La escena del asalto a la fortaleza es lo mejor de la película, junto con su argumento, de por sí intrigante. Guillermin alterna tres secuencias, dilatando el tiempo, estirándolo como un chicle, hasta culminarlas con una ensordecedora explosión final. Por un lado, los asaltantes trepan, sigilosos como hormigas, el muro de la fortaleza; por otro, tenemos a la mujer de la película desnudándose con toda la parsimonia del mundo para distraer –cómplice-, al tercer elemento en cuestión: la guardia. Planos cada vez más cercanos de los asaltantes, de la guardia, de la mujer: guardia mujer asaltantes; asaltantes mujer guardia: y nosotros, con los ojos enormes y expectantes. (De hecho, la horda de asaltantes mudos recuerda a Cuando ruge la marabunta (Byron Haskin, 1954): esa masa silente de insectos devoradores, preñados de un tranquilo y callado peligro, puntos lentos que avanzan sin parar, al asalto). Paralelamente, se insinúa la música por entre las escenas, inoculándoles una nueva personalidad, hasta que todo, al fin, explota. De nuevo, la dilatación del tiempo en esta escena, y la estructura tripartita de la misma (en este sentido de alternar planos de tres realidades o momentos distintos), es donde más se evidencia el papel (haroldbloomesco) de ‘poeta fuerte’ de Sergio Leone. (Pienso en el triello o duelo entre tres del final de El bueno, el feo y el malo). El director romano, aquí, ya había dirigido la mayor parte de sus westerns, y su estilo y su poética estaban bien enraizados en el imaginario colectivo. Ya había dirigido su Trilogía del Dólar y Hasta que llegó su hora. Le faltaban, para completar su obra, Agáchate, maldito y Érase una vez en América. Así, el marchamo Leone ya se veía claramente en la obra de sus contemporáneos.
Sin ser una gran película, El Cóndor te sume en un gozo y en un disfrute verdaderamente tonificantes.
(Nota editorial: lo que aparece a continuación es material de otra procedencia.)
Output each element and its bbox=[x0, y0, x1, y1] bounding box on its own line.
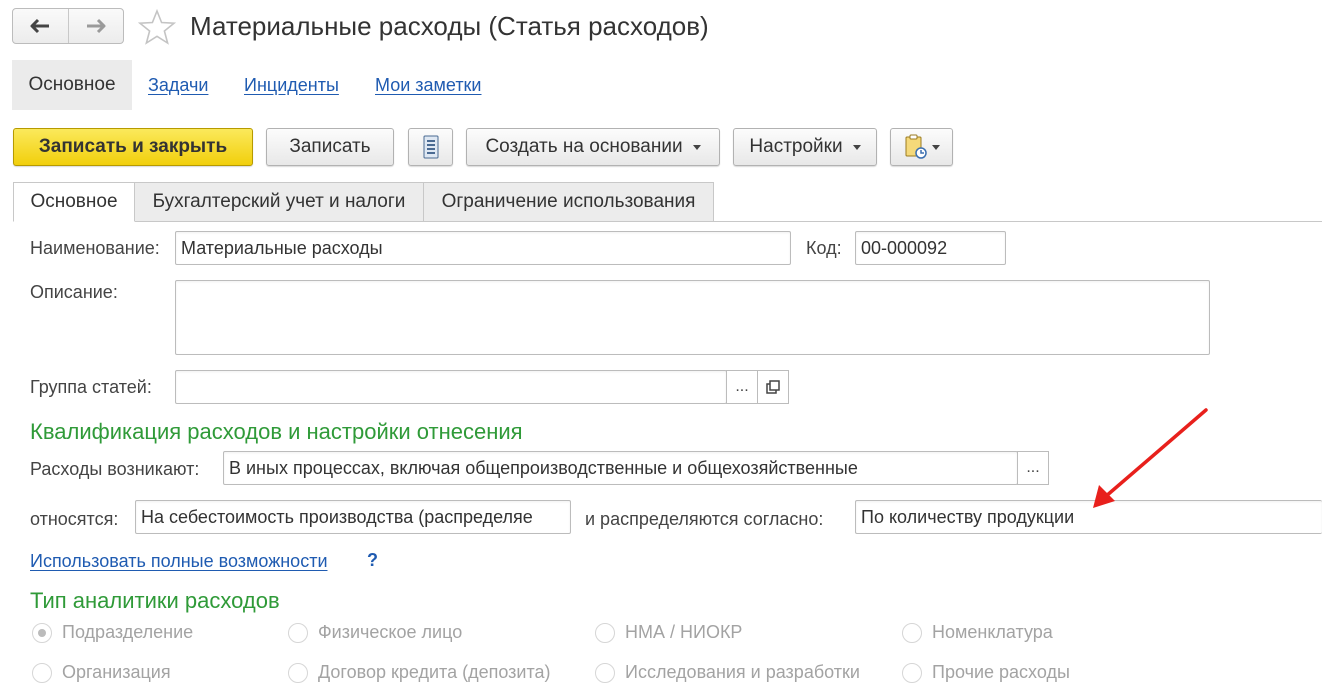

Tiene escenas de explosiones y tiroteos (escenas, pues, de acción), rodadas con talento y sentido del ritmo. Y un final (bastante) inesperado que no deja indiferente. Solo un detalle: plano general de Lee Van Cleef, solo, rodeado de restos de cosas rotas y aún crepitantes.
Además, las localizaciones inmejorables y un guión atractivo e imantador, y el inteligente y discreto uso de la música, pueden más, por otra parte, que los dos contrapuntos negativos que le veo a la película: la escasa iluminación y la (ya mencionada) mala interpretación de Lee Van Cleef. Así, por su buen ritmo, su argumento y la buena dirección de Guillermin, la película es un muy grato y recomendable descubrimiento.